年末の一連の予算編成も一段落付き、今日は昼から今年の地方財政をふり返る、雑誌掲載用の「新春座談会」用の材料を整理しています。

三位一体改革も、様々な見方がある中で一応出来上がりました。4年半ほど前、私が当時出向していた地方分権推進委員会の最終報告書に「税源移譲」という言葉が載りました。政府の公式文書に載るのは初めてだったと思います。

その後の小泉政権発足の流れの中で、4兆円の補助金改革、3兆円の税源移譲という数値目標が示され、地方の意見を聞くという新たな方式を取り入れ、何とかここまで進んできました。

一気呵成でした。当時を知る者としては、よくここまで来たというのが正直な気持ちです。この一年の短い期間の中で考えれば、更に「高い」成果があり得たのではないか、と、改革の成果に異を唱える多くの関係者がいます。それはそれで正しい認識です。要は、どの時点の視点に立って今回の改革の評価を行うのか、という視点の違いだと思います。

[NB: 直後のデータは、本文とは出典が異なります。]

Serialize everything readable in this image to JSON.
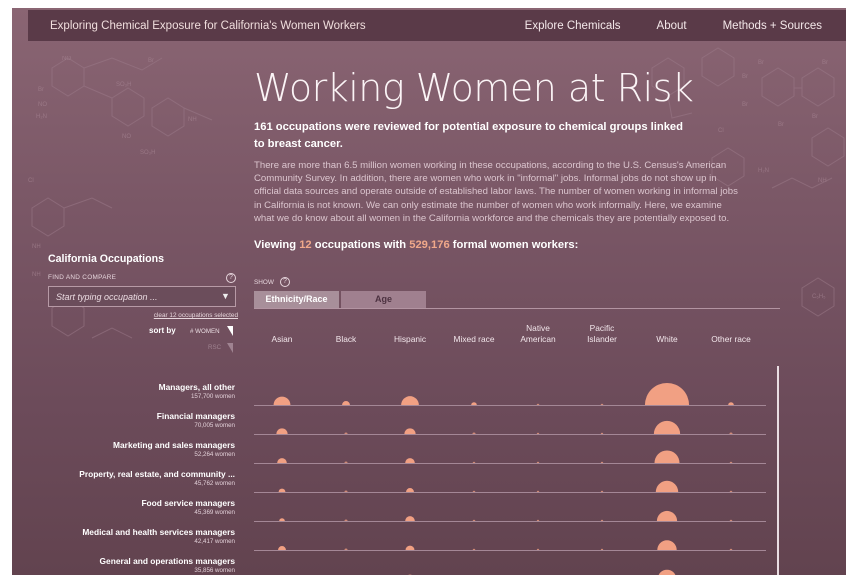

次の段階の改革に向けての仕込みが既に始まっています。国と地方の役割分担議論、地方交付税を巡る議論などが焦点になりそうです。三位一体改革の中では、地方側が少なくとも地方交付税に対する一方的な防戦に終始するということはありませんでした。次はどうなるか、既に興味はそこに行っています。まさに改革に終わりなし、です。

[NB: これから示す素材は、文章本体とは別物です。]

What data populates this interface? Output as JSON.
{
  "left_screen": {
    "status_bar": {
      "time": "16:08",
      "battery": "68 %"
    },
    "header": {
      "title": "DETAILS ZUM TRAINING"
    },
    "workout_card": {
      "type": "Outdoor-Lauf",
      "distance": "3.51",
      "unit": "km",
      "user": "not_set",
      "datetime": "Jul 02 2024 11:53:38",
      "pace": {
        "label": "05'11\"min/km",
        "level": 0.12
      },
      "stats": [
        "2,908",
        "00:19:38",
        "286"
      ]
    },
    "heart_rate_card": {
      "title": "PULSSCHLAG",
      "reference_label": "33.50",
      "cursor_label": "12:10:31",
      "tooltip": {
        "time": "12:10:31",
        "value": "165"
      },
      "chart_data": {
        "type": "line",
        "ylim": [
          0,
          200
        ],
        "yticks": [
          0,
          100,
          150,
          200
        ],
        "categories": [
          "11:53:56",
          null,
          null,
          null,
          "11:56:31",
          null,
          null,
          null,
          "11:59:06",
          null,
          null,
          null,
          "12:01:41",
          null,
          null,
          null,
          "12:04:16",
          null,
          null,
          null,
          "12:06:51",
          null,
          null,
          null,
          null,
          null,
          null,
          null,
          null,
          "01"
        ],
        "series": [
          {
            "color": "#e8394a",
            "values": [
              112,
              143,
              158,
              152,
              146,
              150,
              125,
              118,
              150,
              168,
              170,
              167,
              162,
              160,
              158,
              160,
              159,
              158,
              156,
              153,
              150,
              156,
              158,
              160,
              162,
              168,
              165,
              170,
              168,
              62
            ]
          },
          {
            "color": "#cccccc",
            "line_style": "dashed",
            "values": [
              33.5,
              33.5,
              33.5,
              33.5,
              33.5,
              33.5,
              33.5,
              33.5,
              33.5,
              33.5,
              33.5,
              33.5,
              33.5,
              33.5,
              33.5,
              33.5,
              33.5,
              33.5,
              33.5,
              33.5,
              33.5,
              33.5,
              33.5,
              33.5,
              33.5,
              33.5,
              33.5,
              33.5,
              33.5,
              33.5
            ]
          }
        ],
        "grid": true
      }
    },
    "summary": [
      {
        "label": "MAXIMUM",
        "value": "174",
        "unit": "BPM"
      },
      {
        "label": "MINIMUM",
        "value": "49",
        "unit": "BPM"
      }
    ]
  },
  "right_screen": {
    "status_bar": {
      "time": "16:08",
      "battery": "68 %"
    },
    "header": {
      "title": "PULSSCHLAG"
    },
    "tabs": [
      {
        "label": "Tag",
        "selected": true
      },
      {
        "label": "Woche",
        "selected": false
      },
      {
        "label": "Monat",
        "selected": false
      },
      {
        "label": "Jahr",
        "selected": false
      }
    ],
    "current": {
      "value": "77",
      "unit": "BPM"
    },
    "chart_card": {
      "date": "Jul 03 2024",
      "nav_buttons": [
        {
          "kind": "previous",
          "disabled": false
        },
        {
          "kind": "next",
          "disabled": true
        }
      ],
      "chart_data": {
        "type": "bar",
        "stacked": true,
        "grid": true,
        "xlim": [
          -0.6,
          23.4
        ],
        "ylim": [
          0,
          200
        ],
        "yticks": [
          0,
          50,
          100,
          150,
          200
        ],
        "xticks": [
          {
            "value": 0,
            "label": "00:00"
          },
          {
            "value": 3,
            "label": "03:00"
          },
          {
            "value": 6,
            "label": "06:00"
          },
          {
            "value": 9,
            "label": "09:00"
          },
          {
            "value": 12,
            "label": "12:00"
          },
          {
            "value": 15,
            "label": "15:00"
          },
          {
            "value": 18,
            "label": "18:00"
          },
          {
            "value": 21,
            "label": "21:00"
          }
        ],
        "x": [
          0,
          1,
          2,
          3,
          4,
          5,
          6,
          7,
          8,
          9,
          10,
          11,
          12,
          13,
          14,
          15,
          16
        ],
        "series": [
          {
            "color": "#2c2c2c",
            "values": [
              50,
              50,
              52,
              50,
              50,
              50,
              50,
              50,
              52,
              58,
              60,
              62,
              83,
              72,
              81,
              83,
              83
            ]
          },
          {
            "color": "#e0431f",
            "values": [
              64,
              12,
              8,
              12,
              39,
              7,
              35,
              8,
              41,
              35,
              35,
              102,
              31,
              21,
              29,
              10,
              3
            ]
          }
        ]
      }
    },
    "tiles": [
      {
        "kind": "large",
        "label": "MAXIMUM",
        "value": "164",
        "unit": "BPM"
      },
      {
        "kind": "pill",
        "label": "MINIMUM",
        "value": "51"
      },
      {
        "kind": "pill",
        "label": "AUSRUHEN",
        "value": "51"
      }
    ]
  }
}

ところで、年末の予算折衝におつき合いする機会があり、財務大臣応接室に入る機会がありました。ふと、谷垣財務大臣の頭の上に掛かっている額が目に入りました。「Unity,Liberty,Love」(S.Yoshida)と珍しく墨で横文字が書いてありました。

その場にいた一人が、幕間に、「その文字は誰の筆になるものですか」、と谷垣大臣に聞くと、谷垣大臣は、「これは麻生さんにも関係があるんですよ」と言いながら、「S.Yosidaと書いてあるでしょう」とご示唆されておられました。これは麻生外務大臣の祖父の吉田茂元首相の直筆だったのです。

私は、その3文字をつらつら拝見し、「日本にとってこれからの時代を生き抜くには、国民の統合をはかることが何より大事だ、しかもそれは個人の自由を前提にしなければならない、そしてこの二つを繋ぎ止めるするのは愛なのだ」、という敗戦後の日本を復興の軌道に乗せた名宰相の心情なのだと受け止めました。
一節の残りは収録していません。